De son vivant, on accusa souvent Oscar Wilde de plagiat. Un jour, dans un salon, Whistler fit devant lui un bon mot.

« Ah ! Jimmy, dit Wilde, comme j’aurais voulu trouver ce mot ! »

« Vous le trouverez », répondit sardoniquement Whistler.

Whistler se promenait un soir au bord de la Tamise avec une dame protectrice des arts. Celle-ci ne tarissait pas sur la beauté du paysage. Ne trouvant plus d’épithètes, elle s’écria : « On dirait un Whistler ! »

« Hé, hé ! répondit celui-ci, la Nature fait en effet des progrès, de petits progrès… »

C’était à l’époque où Francis Jammes ne pouvait guère écrire un poème sans parler de son vieux chien. Or, dans une de ses élégies, où il était question d’Orthez, de sa maison, de ses meubles, de ses livres, de sa pipe, Jammes commençait ainsi un vers : Bonheur est là…
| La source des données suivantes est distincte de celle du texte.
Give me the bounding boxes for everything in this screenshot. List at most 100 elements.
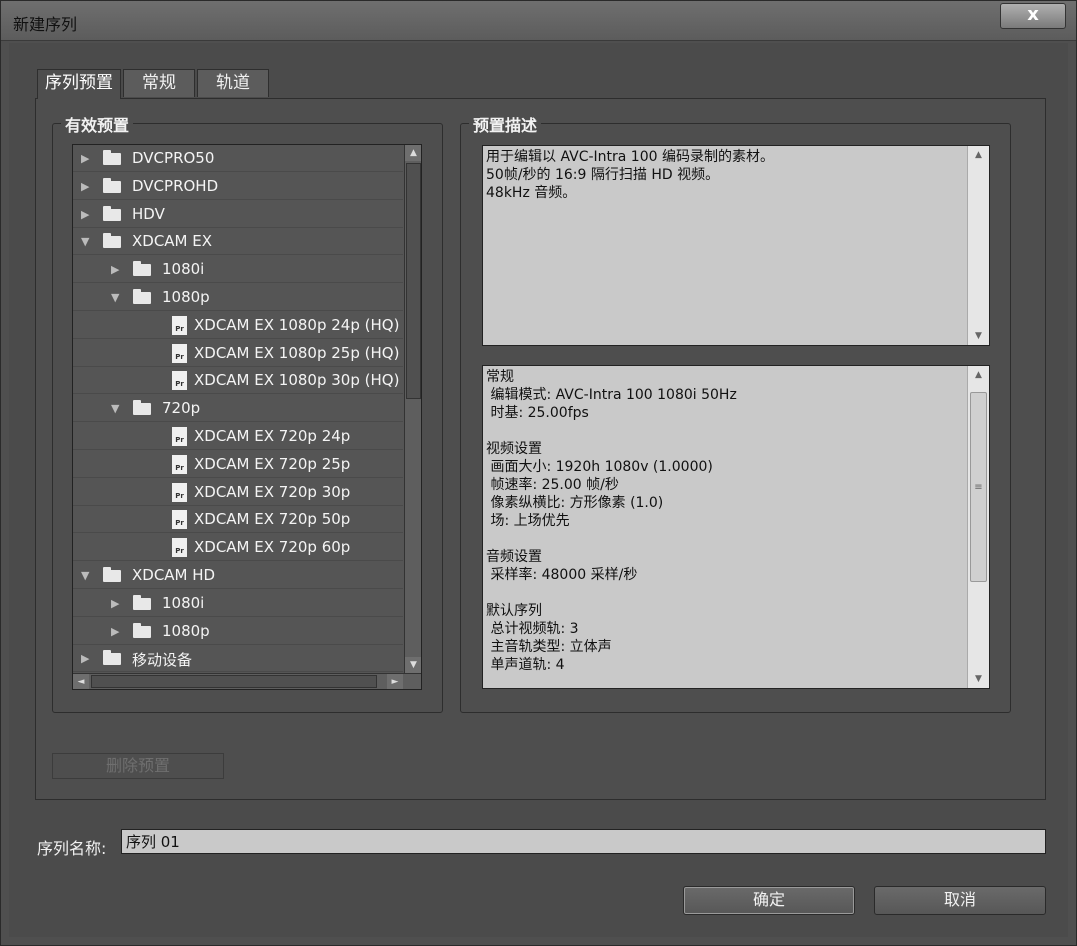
- collapsed-arrow-icon[interactable]: ▶: [81, 152, 89, 165]
- folder-icon: [133, 400, 151, 416]
- close-button[interactable]: x: [1000, 3, 1066, 29]
- info-line: [486, 422, 956, 440]
- dialog-body: 序列预置 常规 轨道 有效预置 ▶ DVCPRO50 ▶ DVCPROHD ▶ HDV ▼ X…: [9, 43, 1068, 937]
- folder-icon: [103, 177, 121, 193]
- preset-folder[interactable]: ▼ XDCAM HD: [73, 562, 403, 589]
- preset-item[interactable]: Pr XDCAM EX 720p 60p: [73, 534, 403, 562]
- tree-item-label: XDCAM EX 1080p 25p (HQ): [194, 343, 400, 362]
- preset-folder[interactable]: ▼ XDCAM EX: [73, 228, 403, 256]
- preset-folder[interactable]: ▼ 720p: [73, 395, 403, 423]
- preset-folder[interactable]: ▶ DVCPROHD: [73, 173, 403, 200]
- info-line: 音频设置: [486, 549, 542, 565]
- collapsed-arrow-icon[interactable]: ▶: [111, 625, 119, 638]
- collapsed-arrow-icon[interactable]: ▶: [81, 208, 89, 221]
- title-bar: 新建序列 x: [1, 1, 1076, 41]
- collapsed-arrow-icon[interactable]: ▶: [81, 652, 89, 665]
- info-line: [486, 584, 956, 602]
- tree-item-label: DVCPROHD: [132, 176, 219, 195]
- info-line: 单声道轨: 4: [486, 657, 565, 673]
- preset-folder[interactable]: ▶ HDV: [73, 201, 403, 228]
- folder-icon: [103, 567, 121, 582]
- folder-icon: [103, 150, 121, 165]
- expanded-arrow-icon[interactable]: ▼: [81, 235, 89, 248]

Stuart Merrill eut occasion de féliciter Jammes au sujet de ce poème, et s’attendrit particulièrement sur le « vieux chien Bonheur, au nom si touchant. »

Francis Jammes répondit : Bonheur n’est pas un chien, c’est Raymond Bonheur le compositeur…

Au banquet offert en… à Edmund Gosse, Verhaeren et Maeterlinck étaient assis face à face. Deux anglais, ignorant le physique des deux poètes belges, faisaient des déductions : Vous voyez le maigre, qui a de longues moustaches, qui mange à peine et ne boit que de l’eau, c’est sûrement l’auteur de la Princesse Maleine, tandis qu’il n’y a aucun doute que le gros qui dévore comme deux et redemande de tout ne soit l’auteur des Flamandes… »

Maurice Maeterlinck conduit lui-même son auto. Un jour qu’il faisait une promenade aux environs de Grasse avec Mme Georgette Maeterlinck il s’arrêta déjeuner à un hôtel. Pendant que Maeterlinck garait l’auto, sa femme gagna la salle à manger. L’illustre poète voulut l’y suivre, mais un maître d’hôtel inflexible s’y opposa : « Votre salle à manger est au fond du couloir ». — « Comment, puisque je vois ma femme dans cette salle-ci. » — « Votre femme ! ça ne prend pas. » — « Vous ne savez pas qui je suis ! » — « Je ne sais pas qui vous êtes ? Cela se voit pourtant bien : vous êtes le chauffeur de madame ! »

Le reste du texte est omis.